Late in the beta, 160 x 120 pixel video was increased to 320 x 240, and the audio quality greatly improved on the Apple Power Macintosh 7100 AV.

==COGECO==
Cogeco in Canada launched with the 4 Mbit/s, external Rev D cable modem in roughly 1996, and by August 1997 had 2500 subscribers. The network experienced failures for three reasons:
- The Zenith network is a pure bridged CSMA/CD Ethernet. It has no understanding of the Layer-3 ARP protocol. Thus ARP storms through the layer-2 switches used in the first headend designs would clog the network.
- The Layer-2 switches and Layer-3 routers of the time did not perform any QOS or rate limiting, thus a 4 Mbit/s input port on the Channelizer could be flooded with up to 10 Mbit/s of traffic bursts.

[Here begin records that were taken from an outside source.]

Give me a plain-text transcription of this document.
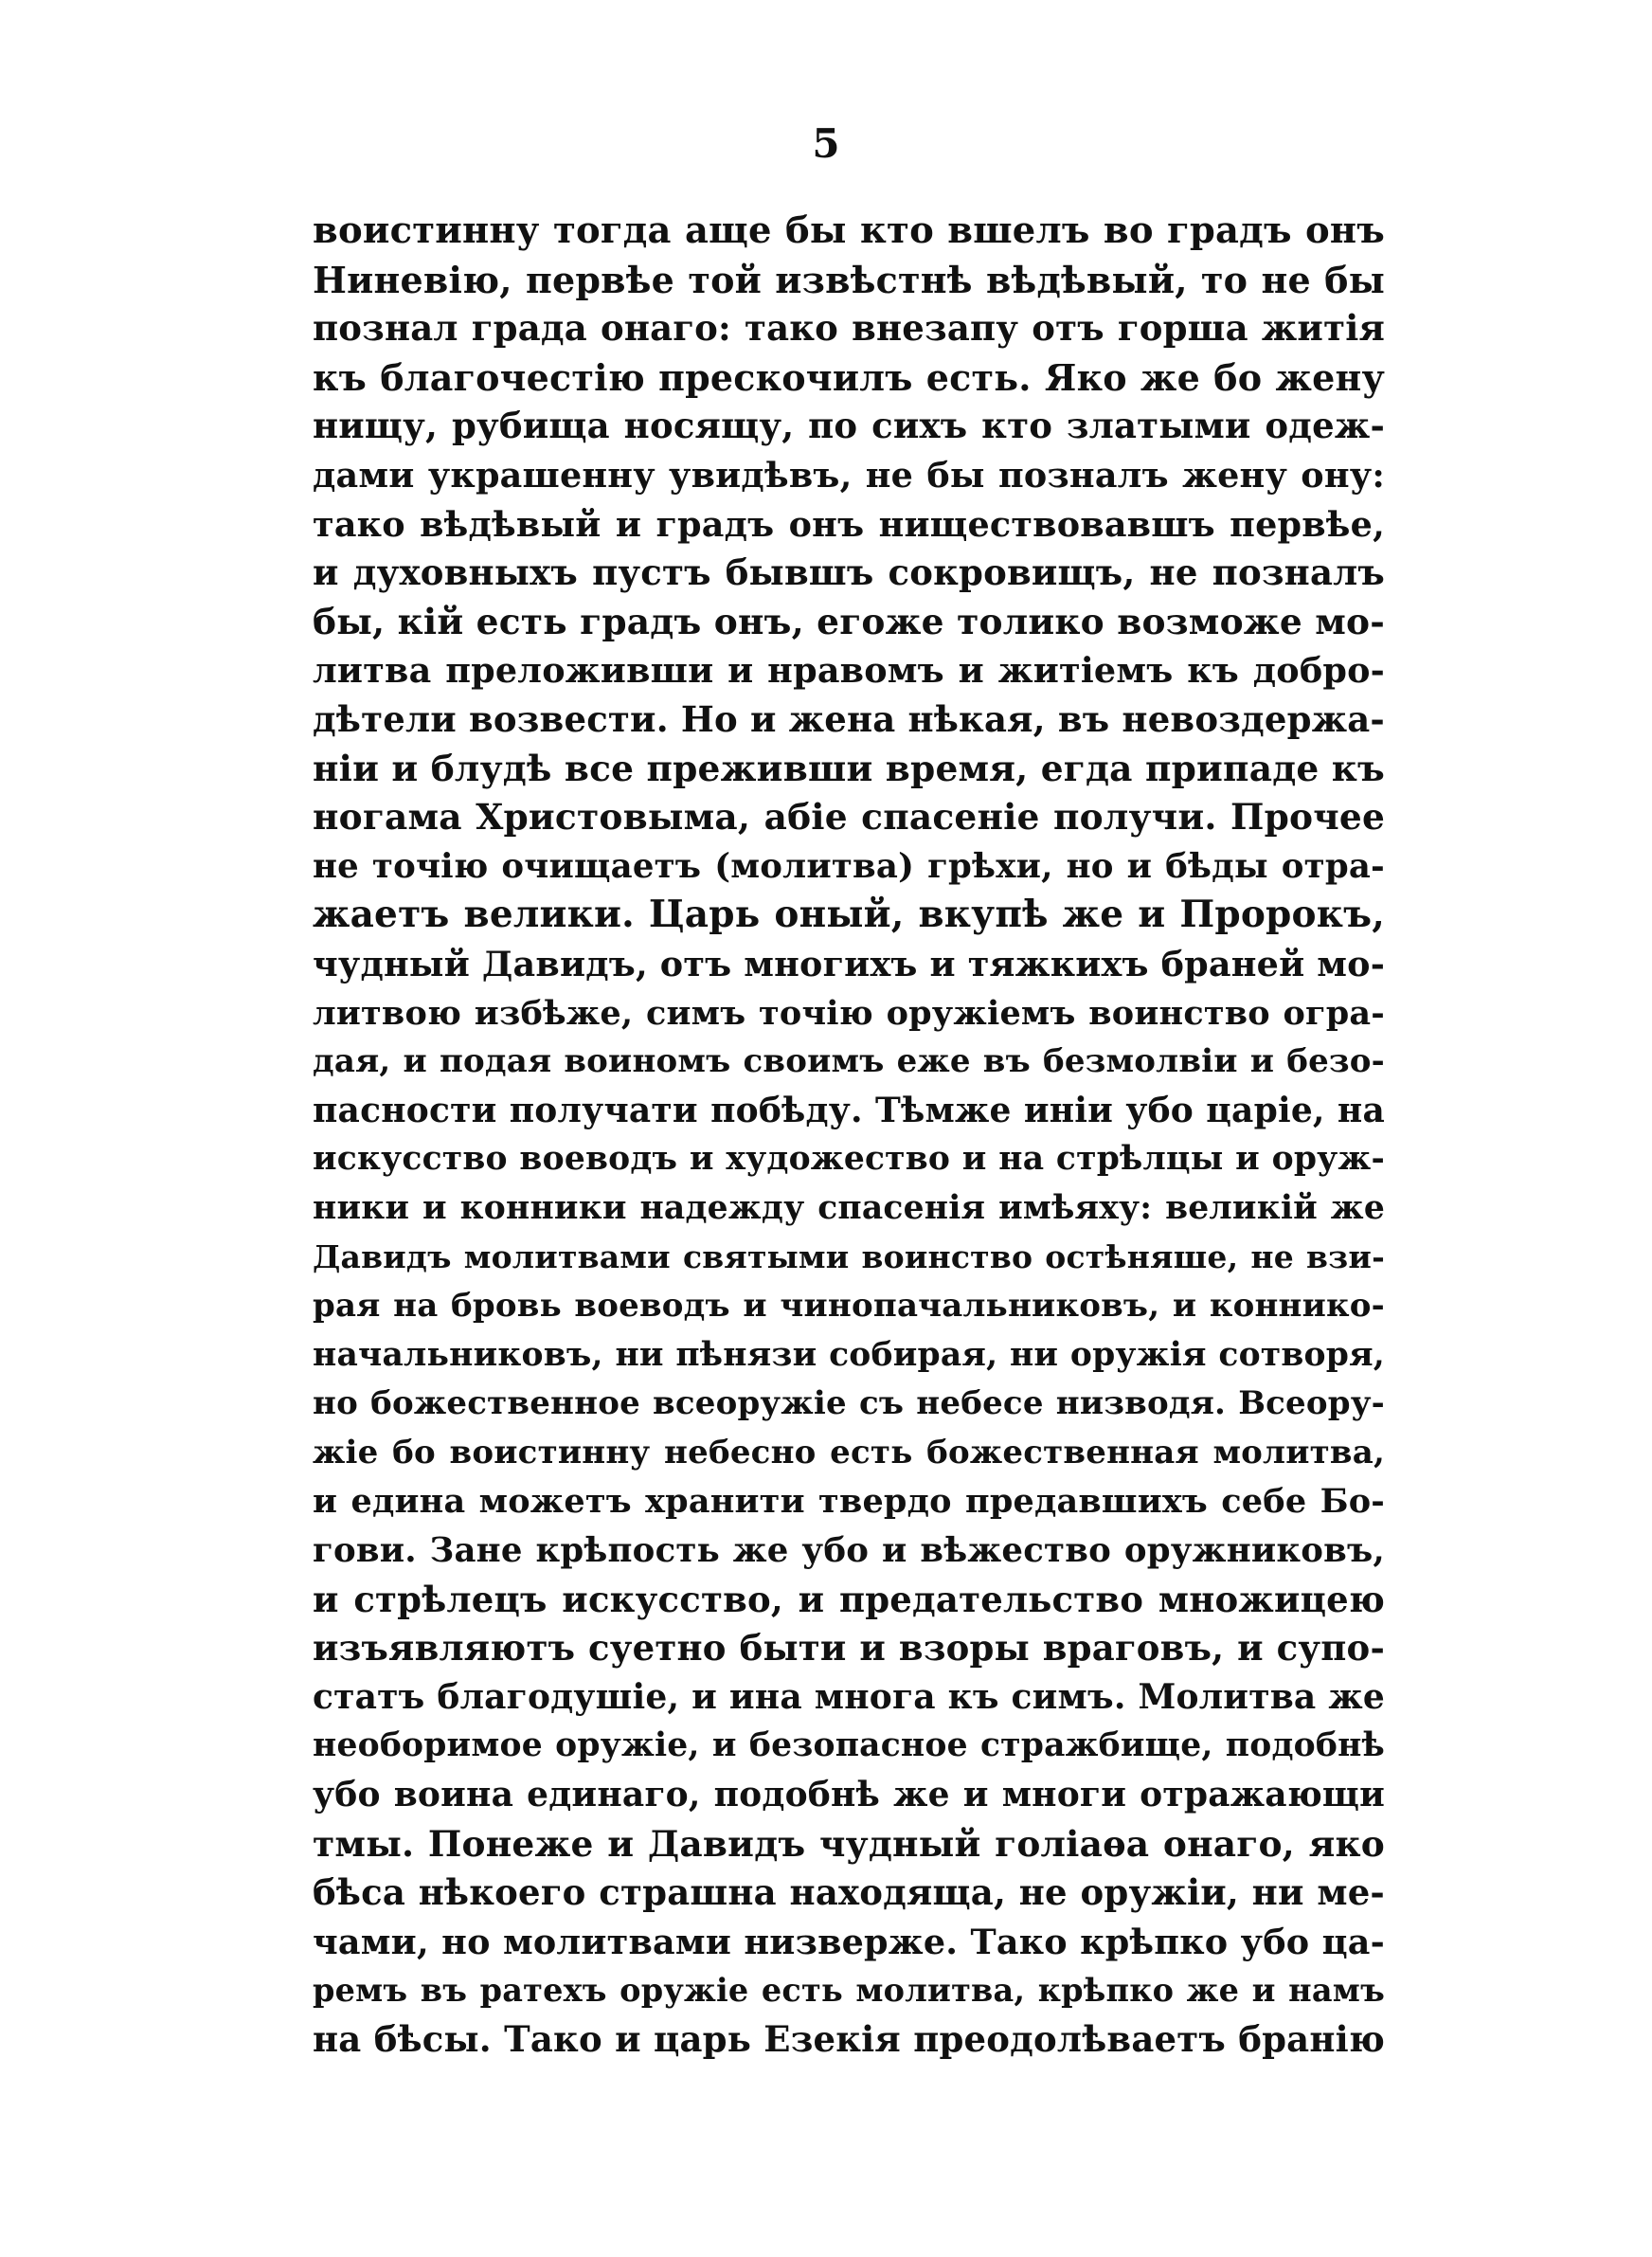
5
воистинну тогда аще бы кто вшелъ во градъ онъ
Ниневію, первѣе той извѣстнѣ вѣдѣвый, то не бы
познал градa онаго: тако внезапу отъ горша житія
къ благочестію прескочилъ есть. Яко же бо жену
нищу, рубища носящу, по сихъ кто златыми одеж-
дами украшенну увидѣвъ, не бы позналъ жену ону:
тако вѣдѣвый и градъ онъ ниществовавшъ первѣе,
и духовныхъ пустъ бывшъ сокровищъ, не позналъ
бы, кій есть градъ онъ, егоже толико возможе мо-
литва преложивши и нравомъ и житіемъ къ добро-
дѣтели возвести. Но и жена нѣкая, въ невоздержа-
ніи и блудѣ все преживши время, егда припаде къ
ногама Христовыма, абіе спасеніе получи. Прочее
не точію очищаетъ (молитва) грѣхи, но и бѣды отра-
жаетъ велики. Царь оный, вкупѣ же и Пророкъ,
чудный Давидъ, отъ многихъ и тяжкихъ браней мо-
литвою избѣже, симъ точію оружіемъ воинство огра-
дая, и подая воиномъ своимъ еже въ безмолвіи и безо-
пасности получати побѣду. Тѣмже иніи убо царіе, на
искусство воеводъ и художество и на стрѣлцы и оруж-
ники и конники надежду спасенія имѣяху: великій же
Давидъ молитвами святыми воинство остѣняше, не взи-
рая на бровь воеводъ и чинопачальниковъ, и коннико-
начальниковъ, ни пѣнязи собирая, ни оружія сотворя,
но божественное всеоружіе съ небесе низводя. Всеору-
жіе бо воистинну небесно есть божественная молитва,
и едина можетъ хранити твердо предавшихъ себе Бо-
гови. Зане крѣпость же убо и вѣжество оружниковъ,
и стрѣлецъ искусство, и предательство множицею
изъявляютъ суетно быти и взоры враговъ, и супо-
статъ благодушіе, и ина многа къ симъ. Молитва же
необоримое оружіе, и безопасное стражбище, подобнѣ
убо воина единаго, подобнѣ же и многи отражающи
тмы. Понеже и Давидъ чудный голіаѳа онаго, яко
бѣса нѣкоего страшна находяща, не оружіи, ни ме-
чами, но молитвами низверже. Тако крѣпко убо ца-
ремъ въ ратехъ оружіе есть молитва, крѣпко же и намъ
на бѣсы. Тако и царь Езекія преодолѣваетъ бранію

- The Cogeco network contained an unusual reverse path amplifier as part of the retrofit to accommodate return path. This amplifier contained a design defect whereby the pad and equalizer plug-in modules would literally fall off the circuit board when the device was opened. A thermal incompatibility existed causing the holes for the parts to increase in diameter, while the pins would elongate and become smaller. This fault was documented and proven as a result of Cogeco's first DOCSIS deployment with the Cisco uBR7246, MC11-FPGA line card, and IOS 11.3(4)NA, which contained the "flap list."